The method, the latest effort by Waterloo researchers and entrepreneurs to lead health innovation in Canada, can simultaneously analyze 96 blood samples that could contain opioids such as fentanyl in under three minutes—twice as quickly as other techniques. 

“The difference between our blood testing method and traditional methods used in laboratories and hospitals is that we can do it faster and reach the same conclusion,” said Emir Nazdrajić, a postdoctoral fellow in Waterloo's Department of Chemistry and co-author of the study. 

“Let's say someone who has overdosed is in the emergency room, and doctors need to quickly determine what they've taken to treat them effectively. The speed of our method can be lifesaving.”

In 2022, over 70,000 Americans died of overdoses from fentanyl, an opioid that is 50 times more powerful than heroin. About 7,000 people die from fentanyl annually in Canada, nearly one-third of which occurs in British Columbia, which is among the worst rates per capita in North America.

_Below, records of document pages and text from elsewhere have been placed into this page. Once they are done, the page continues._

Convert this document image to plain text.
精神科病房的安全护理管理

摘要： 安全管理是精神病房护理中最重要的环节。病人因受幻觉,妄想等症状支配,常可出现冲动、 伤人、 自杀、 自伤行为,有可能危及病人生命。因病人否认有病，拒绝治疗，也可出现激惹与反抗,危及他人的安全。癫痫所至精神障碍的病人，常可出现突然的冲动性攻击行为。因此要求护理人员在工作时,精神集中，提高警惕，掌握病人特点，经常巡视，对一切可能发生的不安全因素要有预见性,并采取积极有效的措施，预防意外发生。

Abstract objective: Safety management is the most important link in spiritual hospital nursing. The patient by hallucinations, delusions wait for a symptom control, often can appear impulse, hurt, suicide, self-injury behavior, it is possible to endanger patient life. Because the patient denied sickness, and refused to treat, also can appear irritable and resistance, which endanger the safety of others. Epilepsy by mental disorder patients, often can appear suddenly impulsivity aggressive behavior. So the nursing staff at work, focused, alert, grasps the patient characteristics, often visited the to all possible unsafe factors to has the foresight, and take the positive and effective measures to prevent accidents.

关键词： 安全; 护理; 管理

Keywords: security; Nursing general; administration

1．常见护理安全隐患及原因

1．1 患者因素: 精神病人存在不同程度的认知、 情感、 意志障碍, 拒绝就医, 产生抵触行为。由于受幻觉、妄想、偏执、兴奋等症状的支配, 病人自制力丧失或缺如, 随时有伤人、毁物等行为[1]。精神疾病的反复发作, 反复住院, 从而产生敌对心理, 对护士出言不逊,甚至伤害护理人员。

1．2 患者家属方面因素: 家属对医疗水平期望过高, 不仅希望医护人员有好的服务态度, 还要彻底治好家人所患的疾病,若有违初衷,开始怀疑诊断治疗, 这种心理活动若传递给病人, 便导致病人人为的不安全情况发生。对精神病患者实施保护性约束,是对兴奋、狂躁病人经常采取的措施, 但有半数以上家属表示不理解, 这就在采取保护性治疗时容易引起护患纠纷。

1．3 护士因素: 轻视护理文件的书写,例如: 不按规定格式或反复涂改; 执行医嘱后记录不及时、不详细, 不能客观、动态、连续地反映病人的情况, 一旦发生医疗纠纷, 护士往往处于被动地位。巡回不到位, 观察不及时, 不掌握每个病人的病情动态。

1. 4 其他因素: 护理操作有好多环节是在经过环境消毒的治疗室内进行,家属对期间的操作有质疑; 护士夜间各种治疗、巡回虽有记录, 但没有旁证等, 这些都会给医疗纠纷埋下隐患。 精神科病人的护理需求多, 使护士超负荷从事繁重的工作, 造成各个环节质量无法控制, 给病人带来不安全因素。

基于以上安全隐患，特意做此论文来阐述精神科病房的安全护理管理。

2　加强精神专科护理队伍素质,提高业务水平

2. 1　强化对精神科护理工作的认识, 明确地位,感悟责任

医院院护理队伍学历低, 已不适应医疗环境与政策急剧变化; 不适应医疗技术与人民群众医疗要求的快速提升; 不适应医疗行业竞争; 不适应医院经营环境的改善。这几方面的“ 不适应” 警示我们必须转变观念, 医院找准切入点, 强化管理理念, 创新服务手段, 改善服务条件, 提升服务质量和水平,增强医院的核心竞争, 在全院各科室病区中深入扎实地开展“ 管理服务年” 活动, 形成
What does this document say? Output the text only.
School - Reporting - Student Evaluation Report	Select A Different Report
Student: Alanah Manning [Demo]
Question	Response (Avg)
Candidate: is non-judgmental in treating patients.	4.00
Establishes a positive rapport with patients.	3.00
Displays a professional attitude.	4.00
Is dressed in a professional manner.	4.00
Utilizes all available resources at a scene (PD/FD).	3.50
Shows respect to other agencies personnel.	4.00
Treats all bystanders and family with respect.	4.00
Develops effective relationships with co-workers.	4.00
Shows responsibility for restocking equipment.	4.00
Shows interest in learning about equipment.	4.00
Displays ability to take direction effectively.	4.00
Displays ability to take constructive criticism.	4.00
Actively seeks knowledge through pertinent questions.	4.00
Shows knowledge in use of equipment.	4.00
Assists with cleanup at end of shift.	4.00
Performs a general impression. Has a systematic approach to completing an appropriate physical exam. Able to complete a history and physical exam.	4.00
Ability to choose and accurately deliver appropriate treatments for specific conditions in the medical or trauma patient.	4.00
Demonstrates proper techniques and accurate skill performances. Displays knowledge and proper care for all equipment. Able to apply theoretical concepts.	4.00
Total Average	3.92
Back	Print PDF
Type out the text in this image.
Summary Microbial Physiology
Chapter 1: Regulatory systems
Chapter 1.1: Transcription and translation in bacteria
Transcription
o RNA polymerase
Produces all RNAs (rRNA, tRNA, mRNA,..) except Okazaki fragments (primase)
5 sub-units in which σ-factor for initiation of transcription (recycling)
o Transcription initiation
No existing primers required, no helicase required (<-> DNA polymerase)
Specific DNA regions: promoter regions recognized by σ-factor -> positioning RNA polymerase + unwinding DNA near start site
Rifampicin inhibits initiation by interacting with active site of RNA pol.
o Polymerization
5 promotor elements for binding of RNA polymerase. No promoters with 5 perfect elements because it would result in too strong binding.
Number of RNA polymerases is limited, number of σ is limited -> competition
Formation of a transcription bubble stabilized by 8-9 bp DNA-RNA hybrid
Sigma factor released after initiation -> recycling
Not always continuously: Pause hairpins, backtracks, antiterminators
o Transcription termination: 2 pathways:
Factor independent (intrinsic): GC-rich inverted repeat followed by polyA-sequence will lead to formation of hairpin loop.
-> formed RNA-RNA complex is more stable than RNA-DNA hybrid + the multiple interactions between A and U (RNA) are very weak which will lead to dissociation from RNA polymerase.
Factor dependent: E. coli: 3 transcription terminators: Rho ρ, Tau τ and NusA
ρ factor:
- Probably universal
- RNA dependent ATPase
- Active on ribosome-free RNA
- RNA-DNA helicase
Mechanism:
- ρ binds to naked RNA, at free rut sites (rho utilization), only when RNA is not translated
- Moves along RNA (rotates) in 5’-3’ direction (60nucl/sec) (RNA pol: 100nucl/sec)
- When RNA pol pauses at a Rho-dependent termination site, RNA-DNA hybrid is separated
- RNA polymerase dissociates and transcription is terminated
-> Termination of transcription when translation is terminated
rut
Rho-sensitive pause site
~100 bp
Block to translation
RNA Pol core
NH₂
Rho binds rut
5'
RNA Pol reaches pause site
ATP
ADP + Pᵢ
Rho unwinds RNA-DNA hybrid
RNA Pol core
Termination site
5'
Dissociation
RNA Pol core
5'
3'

When using the Waterloo-designed method, the researchers place a small amount of blood in a 96-well plate with a phosphate buffer. The well plate is then put in a machine that agitates the samples, and a solid phase microextraction (SPME) probe is introduced to enhance the drugs of interest. The sample is then analyzed by a mass spectrometer coupled to a microfluidic open interface, with results available in about 90 seconds.  

“There is a high demand for rapid screening methods using mass spectrometry (MS) that can decrease the turnaround time, cost, and limits of quantitation of existing methodologies,” said Dr. Janusz Pawliszyn, corresponding author of the study and a professor in Waterloo's Department of Chemistry. “Our method targets not only fentanyl but other drugs and certain types of diseases.”